A pirâmide maia de Kukulcán possui as suas faces alinhadas com os pontos cardeais. Durante os equinócios de Primavera e Outono, grandes esculturas de serpentes emplumadas que guarnecem a escadaria Norte, criam sombras que parecem mover-se dando a sensação de estarem vivas.

Muitos outros povos como os Sumérios e Babilônios aproveitavam estes momentos do início e final de cada estação para realizar cerimônias de agradecimento as divindades por tudo o que lhe era concedido, em especial em relação aos alimentos e a agricultura, base para a sobrevivência e prosperidade do povo.

Semelhantemente a cultura Judaica na sua tradição Birkat Hahama afirma que Deus criou o Sol ao quarto dia colocando-o no céu no equinócio de Primavera. Este dia é considerado importante para as criaturas abençoarem a Deus pelas suas obras.
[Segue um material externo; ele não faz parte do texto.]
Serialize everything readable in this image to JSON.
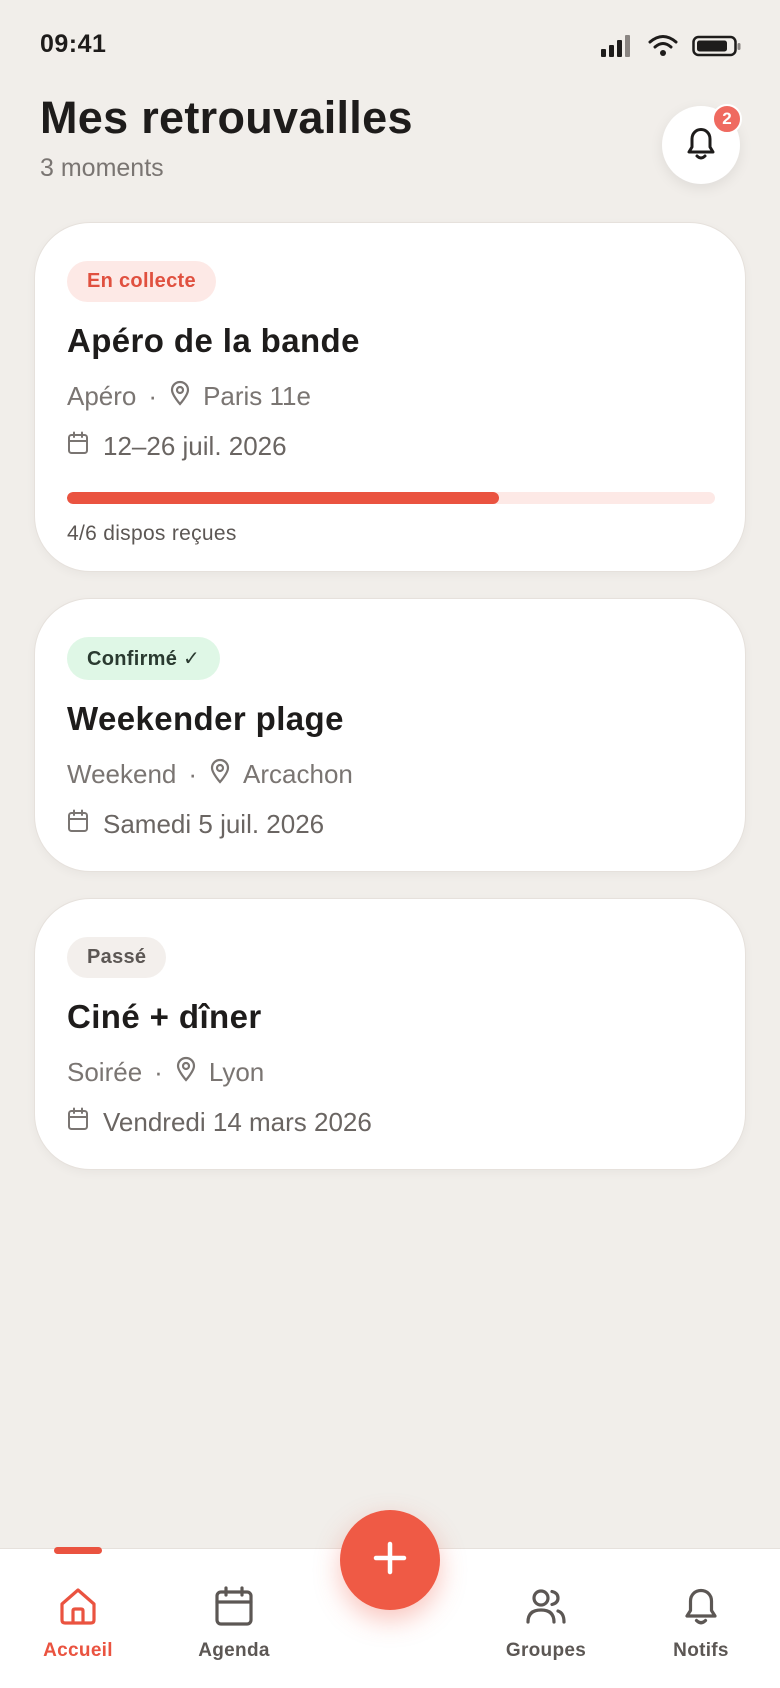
{
  "status_bar": {
    "time": "09:41"
  },
  "header": {
    "title": "Mes retrouvailles",
    "subtitle": "3 moments",
    "notification_count": "2"
  },
  "events": [
    {
      "status": "En collecte",
      "title": "Apéro de la bande",
      "type": "Apéro",
      "location": "Paris 11e",
      "date": "12–26 juil. 2026",
      "progress": {
        "received": 4,
        "total": 6,
        "label": "4/6 dispos reçues"
      }
    },
    {
      "status": "Confirmé ✓",
      "title": "Weekender plage",
      "type": "Weekend",
      "location": "Arcachon",
      "date": "Samedi 5 juil. 2026"
    },
    {
      "status": "Passé",
      "title": "Ciné + dîner",
      "type": "Soirée",
      "location": "Lyon",
      "date": "Vendredi 14 mars 2026"
    }
  ],
  "nav": {
    "items": [
      {
        "label": "Accueil",
        "icon": "home-icon",
        "active": true
      },
      {
        "label": "Agenda",
        "icon": "calendar-icon",
        "active": false
      },
      {
        "label": "Groupes",
        "icon": "users-icon",
        "active": false
      },
      {
        "label": "Notifs",
        "icon": "bell-icon",
        "active": false
      }
    ],
    "fab_icon": "plus-icon"
  },
  "colors": {
    "accent": "#ea5340",
    "background": "#f1eeea",
    "confirmed_badge": "#dff7e6",
    "collect_badge": "#fde9e6"
  }
}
Na cultura Cristã vemos que as datas comemorativas para os processos de nascimento, morte e ressurreição do Senhor também coincidem com as características dos equinócios e o drama cósmico que vive o sol na abóboda celeste. Tais comemorações são uma herança de ritos de culturas mais antigas, como o mitraísmo.

Culturas mediterrâneas celebravam a entrada da Primavera como o retorno de Perséfone, que antes disso permanecia com Hades no submundo (as trevas). A sua volta representa o retorno da fertilidade da natureza para a renovação de todas as coisas. Perséfone é a deusa das ervas, das flores, frutos e perfumes, foi também chamada de Karpophoros, que em grego significa frutífera, e Praxidikê, que significa executora da justiça, o que significa que a mesma força que vêm para fazer as coisas frutificarem vêm também para dar uma oportunidade à humanidade de acertar as contas ou karmas pendentes. O momento preciso dos equinócios representa também quando a balança se encontra no ponto de equidade.

O momento do Equinócio é também o ponto de equilíbrio entre a Luz e as Trevas, representado pelo Yin Yang chinês, cujo símbolo mostra que a semente de um está contido na polaridade do outro.

Para os antigos Celtas, o Equinócio é a união entre os princípios masculino e feminino da criação. Estes costumavam celebrar a Primavera com fogueiras nos cumes das montanhas, simbolizando a luz do sol que é capaz de iluminar a terra fazendo-a fértil. Reconheciam os Solstícios e Equinócios como festas consagradas ao Sol, a força fecundante.

Na natureza a Primavera marca o momento quando em geral as plantas e animais iniciam o seu ciclo de reprodução. Desabrocham as flores, as folhas tornam-se mais verdes e há mais luminosidade e alegria na natureza, bem como no ser humano, onde desde a sua psicologia interna tende a tornar-se mais optimista, ativo e expressivo. Já no Outono, período onde folhas secam e a natureza entra um processo de esfriamento e reclusão, há também uma grande influência que propicia na nossa psicologia bons momentos de introspecção, reflexão e revisão de si mesmo.

Assim por mais que a cultura moderna parece ter fugido do encontro com as forças naturais, estas nunca nos abandonaram, e seguirão exercendo a sua influência sobre os seres vivos incluindo o homem, proporcionando-lhe a energia e sustento que necessita para seguir vivendo neste planeta. Aqueles indivíduos que abrem o seu coração com sensibilidade para se integrarem com estes eventos naturais, poderão trabalhar e canalizar para dentro de si mesmos um tipo especial de energia, capaz de ajudar-nos a superar as adversidades e obstáculos da vida, além de trazer-nos maior inspiração e serenidade para uma coexistência ligada à própria natureza que nos gerou.